The first MR2 was launched in 1984 to a world that has previously considered the Golf GTI the pinnacle of affordable sporting motoring. Fragile and petite, the truth is that it was just too small to provide the sort of day-to-day fun that fast hatchbacks had demonstrated was readily available with almost no compromise to their practicality.
The series 2 cars from 1989 were a vast improvement on the outgoing model, being just a little bit bigger; always a hard balance to strike, the car’s modest extra girth and length enabled even normal-sized folk to get in and out with a modicum of dignity but was still compact enough to feel super-wieldy during B-road blasts.

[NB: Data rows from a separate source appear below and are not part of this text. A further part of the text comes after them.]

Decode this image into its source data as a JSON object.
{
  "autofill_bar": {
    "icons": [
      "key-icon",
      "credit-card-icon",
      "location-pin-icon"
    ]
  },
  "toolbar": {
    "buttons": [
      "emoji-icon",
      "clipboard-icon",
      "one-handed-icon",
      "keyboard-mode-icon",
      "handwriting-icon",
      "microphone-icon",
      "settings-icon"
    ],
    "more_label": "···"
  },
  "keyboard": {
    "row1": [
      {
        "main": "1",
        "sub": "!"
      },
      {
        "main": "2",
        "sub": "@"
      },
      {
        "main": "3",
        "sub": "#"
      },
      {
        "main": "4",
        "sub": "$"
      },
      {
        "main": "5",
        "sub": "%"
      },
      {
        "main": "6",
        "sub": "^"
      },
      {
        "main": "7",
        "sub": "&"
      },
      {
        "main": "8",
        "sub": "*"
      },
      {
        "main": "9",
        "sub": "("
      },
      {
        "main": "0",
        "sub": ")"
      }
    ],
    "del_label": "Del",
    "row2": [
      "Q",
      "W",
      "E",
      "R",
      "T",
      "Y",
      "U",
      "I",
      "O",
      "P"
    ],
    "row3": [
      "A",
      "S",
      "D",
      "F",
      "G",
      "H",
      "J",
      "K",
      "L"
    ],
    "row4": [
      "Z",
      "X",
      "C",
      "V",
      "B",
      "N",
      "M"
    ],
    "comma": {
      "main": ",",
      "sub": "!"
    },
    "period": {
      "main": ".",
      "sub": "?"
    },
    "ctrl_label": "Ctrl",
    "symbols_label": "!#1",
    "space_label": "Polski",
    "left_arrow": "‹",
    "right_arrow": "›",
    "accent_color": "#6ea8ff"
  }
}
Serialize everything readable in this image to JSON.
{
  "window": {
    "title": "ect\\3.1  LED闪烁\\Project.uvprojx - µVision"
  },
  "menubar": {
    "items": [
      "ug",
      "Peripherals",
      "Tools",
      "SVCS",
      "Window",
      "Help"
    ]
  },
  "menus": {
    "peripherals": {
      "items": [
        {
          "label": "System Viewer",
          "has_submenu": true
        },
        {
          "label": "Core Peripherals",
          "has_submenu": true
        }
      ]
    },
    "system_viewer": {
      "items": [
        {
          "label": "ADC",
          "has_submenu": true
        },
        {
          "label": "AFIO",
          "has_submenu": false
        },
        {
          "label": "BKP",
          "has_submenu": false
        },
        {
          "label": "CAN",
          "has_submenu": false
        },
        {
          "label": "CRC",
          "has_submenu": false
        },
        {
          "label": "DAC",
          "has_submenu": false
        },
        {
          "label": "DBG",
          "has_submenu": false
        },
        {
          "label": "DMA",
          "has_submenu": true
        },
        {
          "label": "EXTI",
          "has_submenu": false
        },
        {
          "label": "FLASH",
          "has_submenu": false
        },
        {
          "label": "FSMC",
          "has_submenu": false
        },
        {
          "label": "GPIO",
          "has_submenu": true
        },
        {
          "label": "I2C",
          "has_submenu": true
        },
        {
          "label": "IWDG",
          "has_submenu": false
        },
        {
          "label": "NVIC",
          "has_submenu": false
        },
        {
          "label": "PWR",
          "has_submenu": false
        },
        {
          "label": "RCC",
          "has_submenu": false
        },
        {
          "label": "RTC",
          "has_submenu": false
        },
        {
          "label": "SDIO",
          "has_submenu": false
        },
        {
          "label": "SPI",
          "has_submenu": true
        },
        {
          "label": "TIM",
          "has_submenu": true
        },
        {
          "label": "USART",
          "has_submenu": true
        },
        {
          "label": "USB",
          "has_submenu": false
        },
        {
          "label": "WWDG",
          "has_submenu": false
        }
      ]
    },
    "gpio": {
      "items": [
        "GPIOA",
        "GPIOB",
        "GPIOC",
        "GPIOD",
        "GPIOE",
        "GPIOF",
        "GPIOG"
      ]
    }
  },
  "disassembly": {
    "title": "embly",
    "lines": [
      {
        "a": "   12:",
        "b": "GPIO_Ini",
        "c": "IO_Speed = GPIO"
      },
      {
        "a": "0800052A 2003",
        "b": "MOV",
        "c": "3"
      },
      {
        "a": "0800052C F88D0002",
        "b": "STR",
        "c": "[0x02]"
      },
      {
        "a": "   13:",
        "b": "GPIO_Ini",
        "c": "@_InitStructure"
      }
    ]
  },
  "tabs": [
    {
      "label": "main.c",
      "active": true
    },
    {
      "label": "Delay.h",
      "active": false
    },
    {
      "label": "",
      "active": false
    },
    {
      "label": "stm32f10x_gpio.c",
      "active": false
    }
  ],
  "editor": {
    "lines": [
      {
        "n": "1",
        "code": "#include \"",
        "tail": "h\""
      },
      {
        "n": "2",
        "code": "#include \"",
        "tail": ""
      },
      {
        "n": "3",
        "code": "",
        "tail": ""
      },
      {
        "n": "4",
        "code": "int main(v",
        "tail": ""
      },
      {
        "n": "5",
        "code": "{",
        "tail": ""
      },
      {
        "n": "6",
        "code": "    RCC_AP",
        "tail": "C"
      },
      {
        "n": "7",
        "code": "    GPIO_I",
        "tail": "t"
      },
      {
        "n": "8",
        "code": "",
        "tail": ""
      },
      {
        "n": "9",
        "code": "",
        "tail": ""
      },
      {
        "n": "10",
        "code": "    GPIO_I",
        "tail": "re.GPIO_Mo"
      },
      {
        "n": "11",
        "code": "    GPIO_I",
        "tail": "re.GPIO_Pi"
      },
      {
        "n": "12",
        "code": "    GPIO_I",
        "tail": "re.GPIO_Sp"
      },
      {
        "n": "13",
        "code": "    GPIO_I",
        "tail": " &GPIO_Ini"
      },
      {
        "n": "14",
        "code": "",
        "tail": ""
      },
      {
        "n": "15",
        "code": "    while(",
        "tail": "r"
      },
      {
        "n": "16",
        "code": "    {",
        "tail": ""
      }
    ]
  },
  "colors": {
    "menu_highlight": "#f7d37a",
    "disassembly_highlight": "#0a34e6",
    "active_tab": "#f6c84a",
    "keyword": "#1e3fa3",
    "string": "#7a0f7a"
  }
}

Performance was better, too. While the early cars made do with a 1.5-litre or 1.6-litre engine, the new model offered a two-litre engine with 163bhp in normally aspirated form, and 218bhp when turbocharged. This extra power was partly offset by a greater mass but with the coupe only tipping the scales at 1,250kgs and the targa-top adding an extra 60kgs to that, the Toyota MR2 is still a very light car by today’s standards. Both manual and automatic gearboxes were offered and we don’t need to tell you which is the better option for the performance-oriented driver, do we?
Even so, the car’s performance was sparkling rather than intoxicating but then everyone knows that you buy an MR2 for the handling – and while the early cars suffered from sometimes catastrophic lift-off oversteer, the later cars benefit from revised suspension geometry and larger tyres, which cured the problem once and for all.